The AJWS has also sent more than 3,000 Jewish volunteers to work with local NGOs around the world, either alone or in groups, on short- and long-term projects. It sends high school, college and post-college students, and rabbinic and community delegations.

By sending volunteers, AJWS aims to implement the Jewish value of 'tikkun olam', or repairing the world -- to commit Jews to social justice and inspire passion about their role as "global citizens."

"The rabbis and the Jewish leaders have discussed the balance between helping Jews and non-Jews," says Ruth Messinger, the president of AJWS. "It doesn't say, 'Build justice just for Jews.'"

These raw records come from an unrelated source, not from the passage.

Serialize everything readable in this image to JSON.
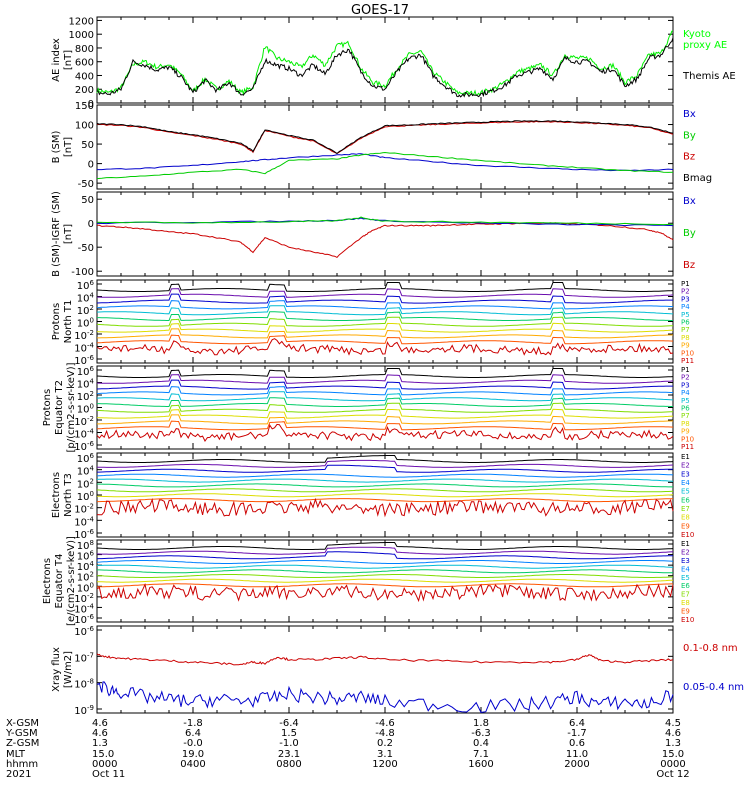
{
  "title": "GOES-17",
  "chart_data": [
    {
      "type": "line",
      "panel": "ae",
      "ylabel": [
        "AE index",
        "[nT]"
      ],
      "yticks": [
        "1200",
        "1000",
        "800",
        "600",
        "400",
        "200",
        "0"
      ],
      "ylim": [
        0,
        1250
      ],
      "legend": [
        {
          "text": "Kyoto",
          "color": "#00ff00"
        },
        {
          "text": "proxy AE",
          "color": "#00ff00"
        },
        {
          "text": "Themis AE",
          "color": "#000000"
        }
      ],
      "series": [
        {
          "name": "Kyoto proxy AE",
          "color": "#00ee00",
          "x": [
            0,
            0.5,
            1,
            1.5,
            2,
            2.5,
            3,
            3.5,
            4,
            4.5,
            5,
            5.5,
            6,
            6.5,
            7,
            7.5,
            8,
            8.5,
            9,
            9.5,
            10,
            10.5,
            11,
            11.5,
            12,
            12.5,
            13,
            13.5,
            14,
            14.5,
            15,
            15.5,
            16,
            16.5,
            17,
            17.5,
            18,
            18.5,
            19,
            19.5,
            20,
            20.5,
            21,
            21.5,
            22,
            22.5,
            23,
            23.5,
            24
          ],
          "values": [
            180,
            150,
            220,
            560,
            600,
            520,
            560,
            420,
            170,
            350,
            200,
            320,
            150,
            230,
            820,
            650,
            600,
            520,
            700,
            550,
            830,
            870,
            500,
            300,
            250,
            500,
            700,
            750,
            450,
            300,
            150,
            140,
            150,
            200,
            300,
            450,
            500,
            550,
            400,
            700,
            650,
            650,
            500,
            550,
            300,
            400,
            700,
            720,
            1050
          ]
        },
        {
          "name": "Themis AE",
          "color": "#000000",
          "x": [
            0,
            0.5,
            1,
            1.5,
            2,
            2.5,
            3,
            3.5,
            4,
            4.5,
            5,
            5.5,
            6,
            6.5,
            7,
            7.5,
            8,
            8.5,
            9,
            9.5,
            10,
            10.5,
            11,
            11.5,
            12,
            12.5,
            13,
            13.5,
            14,
            14.5,
            15,
            15.5,
            16,
            16.5,
            17,
            17.5,
            18,
            18.5,
            19,
            19.5,
            20,
            20.5,
            21,
            21.5,
            22,
            22.5,
            23,
            23.5,
            24
          ],
          "values": [
            150,
            130,
            200,
            600,
            550,
            480,
            520,
            380,
            150,
            330,
            180,
            300,
            130,
            200,
            620,
            550,
            500,
            400,
            550,
            420,
            700,
            780,
            450,
            250,
            200,
            450,
            650,
            700,
            400,
            250,
            120,
            120,
            130,
            180,
            260,
            400,
            450,
            500,
            350,
            650,
            600,
            600,
            450,
            500,
            250,
            350,
            650,
            700,
            950
          ]
        }
      ]
    },
    {
      "type": "line",
      "panel": "b",
      "ylabel": [
        "B (SM)",
        "[nT]"
      ],
      "yticks": [
        "150",
        "100",
        "50",
        "0",
        "-50"
      ],
      "ylim": [
        -65,
        150
      ],
      "legend": [
        {
          "text": "Bx",
          "color": "#0000cc"
        },
        {
          "text": "By",
          "color": "#00cc00"
        },
        {
          "text": "Bz",
          "color": "#cc0000"
        },
        {
          "text": "Bmag",
          "color": "#000000"
        }
      ],
      "series": [
        {
          "name": "Bz",
          "color": "#cc0000",
          "x": [
            0,
            1,
            2,
            3,
            4,
            5,
            6,
            6.5,
            7,
            8,
            9,
            10,
            11,
            12,
            13,
            14,
            15,
            16,
            17,
            18,
            19,
            20,
            21,
            22,
            23,
            24
          ],
          "values": [
            100,
            98,
            92,
            80,
            72,
            62,
            50,
            30,
            85,
            70,
            58,
            25,
            65,
            95,
            97,
            100,
            102,
            104,
            106,
            107,
            107,
            105,
            102,
            98,
            92,
            75
          ]
        },
        {
          "name": "Bmag",
          "color": "#000000",
          "x": [
            0,
            1,
            2,
            3,
            4,
            5,
            6,
            6.5,
            7,
            8,
            9,
            10,
            11,
            12,
            13,
            14,
            15,
            16,
            17,
            18,
            19,
            20,
            21,
            22,
            23,
            24
          ],
          "values": [
            102,
            100,
            94,
            82,
            74,
            64,
            52,
            32,
            87,
            72,
            60,
            27,
            67,
            97,
            99,
            102,
            104,
            106,
            108,
            109,
            109,
            107,
            104,
            100,
            94,
            78
          ]
        },
        {
          "name": "Bx",
          "color": "#0000cc",
          "x": [
            0,
            2,
            4,
            6,
            7,
            8,
            10,
            11,
            12,
            14,
            16,
            18,
            20,
            22,
            24
          ],
          "values": [
            -15,
            -12,
            -5,
            5,
            10,
            15,
            22,
            25,
            15,
            5,
            -5,
            -10,
            -15,
            -18,
            -15
          ]
        },
        {
          "name": "By",
          "color": "#00cc00",
          "x": [
            0,
            2,
            4,
            6,
            7,
            8,
            10,
            11,
            12,
            14,
            16,
            18,
            20,
            22,
            24
          ],
          "values": [
            -38,
            -32,
            -22,
            -15,
            -25,
            8,
            12,
            22,
            28,
            18,
            8,
            -2,
            -10,
            -18,
            -22
          ]
        }
      ]
    },
    {
      "type": "line",
      "panel": "db",
      "ylabel": [
        "B (SM)-IGRF (SM)",
        "[nT]"
      ],
      "yticks": [
        "50",
        "0",
        "-50",
        "-100"
      ],
      "ylim": [
        -110,
        65
      ],
      "legend": [
        {
          "text": "Bx",
          "color": "#0000cc"
        },
        {
          "text": "By",
          "color": "#00cc00"
        },
        {
          "text": "Bz",
          "color": "#cc0000"
        }
      ],
      "series": [
        {
          "name": "Bz",
          "color": "#cc0000",
          "x": [
            0,
            1,
            2,
            3,
            4,
            5,
            6,
            6.5,
            7,
            8,
            9,
            10,
            11,
            11.5,
            12,
            13,
            14,
            15,
            16,
            17,
            18,
            19,
            20,
            21,
            22,
            23,
            23.5,
            24
          ],
          "values": [
            -5,
            -8,
            -12,
            -18,
            -22,
            -30,
            -40,
            -60,
            -30,
            -50,
            -60,
            -70,
            -30,
            -15,
            -5,
            -5,
            -5,
            -3,
            -2,
            -1,
            0,
            0,
            -2,
            -4,
            -8,
            -14,
            -20,
            -35
          ]
        },
        {
          "name": "Bx",
          "color": "#0000cc",
          "x": [
            0,
            4,
            8,
            10,
            11,
            12,
            16,
            20,
            24
          ],
          "values": [
            0,
            2,
            4,
            6,
            10,
            5,
            0,
            -3,
            -5
          ]
        },
        {
          "name": "By",
          "color": "#00cc00",
          "x": [
            0,
            4,
            8,
            10,
            11,
            12,
            16,
            20,
            24
          ],
          "values": [
            2,
            1,
            3,
            5,
            12,
            4,
            2,
            0,
            -2
          ]
        }
      ]
    },
    {
      "type": "line",
      "panel": "protons-t1",
      "ylabel": [
        "Protons",
        "North T1"
      ],
      "ylog": true,
      "yticks": [
        {
          "b": "10",
          "e": "6"
        },
        {
          "b": "10",
          "e": "4"
        },
        {
          "b": "10",
          "e": "2"
        },
        {
          "b": "10",
          "e": "0"
        },
        {
          "b": "10",
          "e": "-2"
        },
        {
          "b": "10",
          "e": "-4"
        },
        {
          "b": "10",
          "e": "-6"
        }
      ],
      "legend": [
        {
          "text": "P1",
          "color": "#000000"
        },
        {
          "text": "P2",
          "color": "#6a0dad"
        },
        {
          "text": "P3",
          "color": "#0000cc"
        },
        {
          "text": "P4",
          "color": "#0080ff"
        },
        {
          "text": "P5",
          "color": "#00bcd4"
        },
        {
          "text": "P6",
          "color": "#00cc66"
        },
        {
          "text": "P7",
          "color": "#80dd00"
        },
        {
          "text": "P8",
          "color": "#dddd00"
        },
        {
          "text": "P9",
          "color": "#ffaa00"
        },
        {
          "text": "P10",
          "color": "#ff5500"
        },
        {
          "text": "P11",
          "color": "#cc0000"
        }
      ]
    },
    {
      "type": "line",
      "panel": "protons-t2",
      "ylabel": [
        "Protons",
        "Equator T2",
        "[p/(cm2-s-sr-keV)]"
      ],
      "ylog": true,
      "yticks": [
        {
          "b": "10",
          "e": "6"
        },
        {
          "b": "10",
          "e": "4"
        },
        {
          "b": "10",
          "e": "2"
        },
        {
          "b": "10",
          "e": "0"
        },
        {
          "b": "10",
          "e": "-2"
        },
        {
          "b": "10",
          "e": "-4"
        },
        {
          "b": "10",
          "e": "-6"
        }
      ],
      "legend": [
        {
          "text": "P1",
          "color": "#000000"
        },
        {
          "text": "P2",
          "color": "#6a0dad"
        },
        {
          "text": "P3",
          "color": "#0000cc"
        },
        {
          "text": "P4",
          "color": "#0080ff"
        },
        {
          "text": "P5",
          "color": "#00bcd4"
        },
        {
          "text": "P6",
          "color": "#00cc66"
        },
        {
          "text": "P7",
          "color": "#80dd00"
        },
        {
          "text": "P8",
          "color": "#dddd00"
        },
        {
          "text": "P9",
          "color": "#ffaa00"
        },
        {
          "text": "P10",
          "color": "#ff5500"
        },
        {
          "text": "P11",
          "color": "#cc0000"
        }
      ]
    },
    {
      "type": "line",
      "panel": "electrons-t3",
      "ylabel": [
        "Electrons",
        "North T3"
      ],
      "ylog": true,
      "yticks": [
        {
          "b": "10",
          "e": "6"
        },
        {
          "b": "10",
          "e": "4"
        },
        {
          "b": "10",
          "e": "2"
        },
        {
          "b": "10",
          "e": "0"
        },
        {
          "b": "10",
          "e": "-2"
        },
        {
          "b": "10",
          "e": "-4"
        },
        {
          "b": "10",
          "e": "-6"
        }
      ],
      "legend": [
        {
          "text": "E1",
          "color": "#000000"
        },
        {
          "text": "E2",
          "color": "#6a0dad"
        },
        {
          "text": "E3",
          "color": "#0000cc"
        },
        {
          "text": "E4",
          "color": "#0080ff"
        },
        {
          "text": "E5",
          "color": "#00bcd4"
        },
        {
          "text": "E6",
          "color": "#00cc66"
        },
        {
          "text": "E7",
          "color": "#80dd00"
        },
        {
          "text": "E8",
          "color": "#dddd00"
        },
        {
          "text": "E9",
          "color": "#ff5500"
        },
        {
          "text": "E10",
          "color": "#cc0000"
        }
      ]
    },
    {
      "type": "line",
      "panel": "electrons-t4",
      "ylabel": [
        "Electrons",
        "Equator T4",
        "[e/(cm2-s-sr-keV)]"
      ],
      "ylog": true,
      "yticks": [
        {
          "b": "10",
          "e": "8"
        },
        {
          "b": "10",
          "e": "6"
        },
        {
          "b": "10",
          "e": "4"
        },
        {
          "b": "10",
          "e": "2"
        },
        {
          "b": "10",
          "e": "0"
        },
        {
          "b": "10",
          "e": "-2"
        },
        {
          "b": "10",
          "e": "-4"
        },
        {
          "b": "10",
          "e": "-6"
        }
      ],
      "legend": [
        {
          "text": "E1",
          "color": "#000000"
        },
        {
          "text": "E2",
          "color": "#6a0dad"
        },
        {
          "text": "E3",
          "color": "#0000cc"
        },
        {
          "text": "E4",
          "color": "#0080ff"
        },
        {
          "text": "E5",
          "color": "#00bcd4"
        },
        {
          "text": "E6",
          "color": "#00cc66"
        },
        {
          "text": "E7",
          "color": "#80dd00"
        },
        {
          "text": "E8",
          "color": "#dddd00"
        },
        {
          "text": "E9",
          "color": "#ff5500"
        },
        {
          "text": "E10",
          "color": "#cc0000"
        }
      ]
    },
    {
      "type": "line",
      "panel": "xray",
      "ylabel": [
        "Xray flux",
        "[W/m2]"
      ],
      "ylog": true,
      "yticks": [
        {
          "b": "10",
          "e": "-6"
        },
        {
          "b": "10",
          "e": "-7"
        },
        {
          "b": "10",
          "e": "-8"
        },
        {
          "b": "10",
          "e": "-9"
        }
      ],
      "legend": [
        {
          "text": "0.1-0.8 nm",
          "color": "#cc0000"
        },
        {
          "text": "0.05-0.4 nm",
          "color": "#0000cc"
        }
      ],
      "series": [
        {
          "name": "0.1-0.8 nm",
          "color": "#cc0000",
          "x": [
            0,
            0.5,
            1,
            2,
            3,
            4,
            5,
            6,
            6.5,
            7,
            7.5,
            8,
            9,
            10,
            11,
            12,
            14,
            16,
            18,
            19,
            20,
            20.5,
            21,
            22,
            23,
            24
          ],
          "values": [
            -6.9,
            -7.0,
            -7.05,
            -7.1,
            -7.15,
            -7.2,
            -7.25,
            -7.3,
            -7.2,
            -7.25,
            -7.0,
            -7.1,
            -7.1,
            -7.05,
            -7.0,
            -7.1,
            -7.15,
            -7.2,
            -7.2,
            -7.2,
            -7.1,
            -6.9,
            -7.15,
            -7.2,
            -7.15,
            -7.1
          ]
        },
        {
          "name": "0.05-0.4 nm",
          "color": "#0000cc",
          "x": [
            0,
            0.5,
            1,
            2,
            3,
            4,
            5,
            6,
            7,
            8,
            9,
            10,
            11,
            12,
            14,
            16,
            18,
            19,
            20,
            21,
            22,
            23,
            24
          ],
          "values": [
            -8.1,
            -8.3,
            -8.4,
            -8.6,
            -8.7,
            -8.8,
            -8.7,
            -8.75,
            -8.7,
            -8.5,
            -8.6,
            -8.7,
            -8.6,
            -8.8,
            -8.9,
            -9.0,
            -8.9,
            -8.8,
            -8.6,
            -8.9,
            -8.8,
            -8.9,
            -8.5
          ]
        }
      ]
    }
  ],
  "ephemeris": {
    "row_labels": [
      "X-GSM",
      "Y-GSM",
      "Z-GSM",
      "MLT",
      "hhmm",
      "2021"
    ],
    "columns": [
      [
        "4.6",
        "4.6",
        "1.3",
        "15.0",
        "0000",
        "Oct 11"
      ],
      [
        "-1.8",
        "6.4",
        "-0.0",
        "19.0",
        "0400",
        ""
      ],
      [
        "-6.4",
        "1.5",
        "-1.0",
        "23.1",
        "0800",
        ""
      ],
      [
        "-4.6",
        "-4.8",
        "0.2",
        "3.1",
        "1200",
        ""
      ],
      [
        "1.8",
        "-6.3",
        "0.4",
        "7.1",
        "1600",
        ""
      ],
      [
        "6.4",
        "-1.7",
        "0.6",
        "11.0",
        "2000",
        ""
      ],
      [
        "4.5",
        "4.6",
        "1.3",
        "15.0",
        "0000",
        "Oct 12"
      ]
    ]
  }
}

It seems like Jewish summer camp here in Uganda as Tisha B'av comes to a close and the AJWS group sits around reading, writing in journals, playing cards, talking and waiting for the fast to end on this rare mid-week day of rest. This camp has no running water and only intermittent electricity; it has mosquito netting to prevent malaria (one girl caught it, but was better a few days later) and a tough work schedule, with participants building a school and putting the roof on a church in conjunction with the Uganda Orphans Rural Development Programme, a local NGO.

This is exactly the type of program -- volunteering in a developing country under basic living conditions with a group of Jewish peers in a Jewish context -- that drew these unusually idealistic and enthusiastic participants from all walks of Jewish life.

"I wanted to travel and go to Africa and I preferred service, because I wouldn't have seen the culture. I felt volunteering was a better conduit," says Leran Minc, 23, a self-described agnostic raised by Israeli parents. A graduate of the University of Texas at Austin, Minc, like many participants, was involved at school in protesing genocide.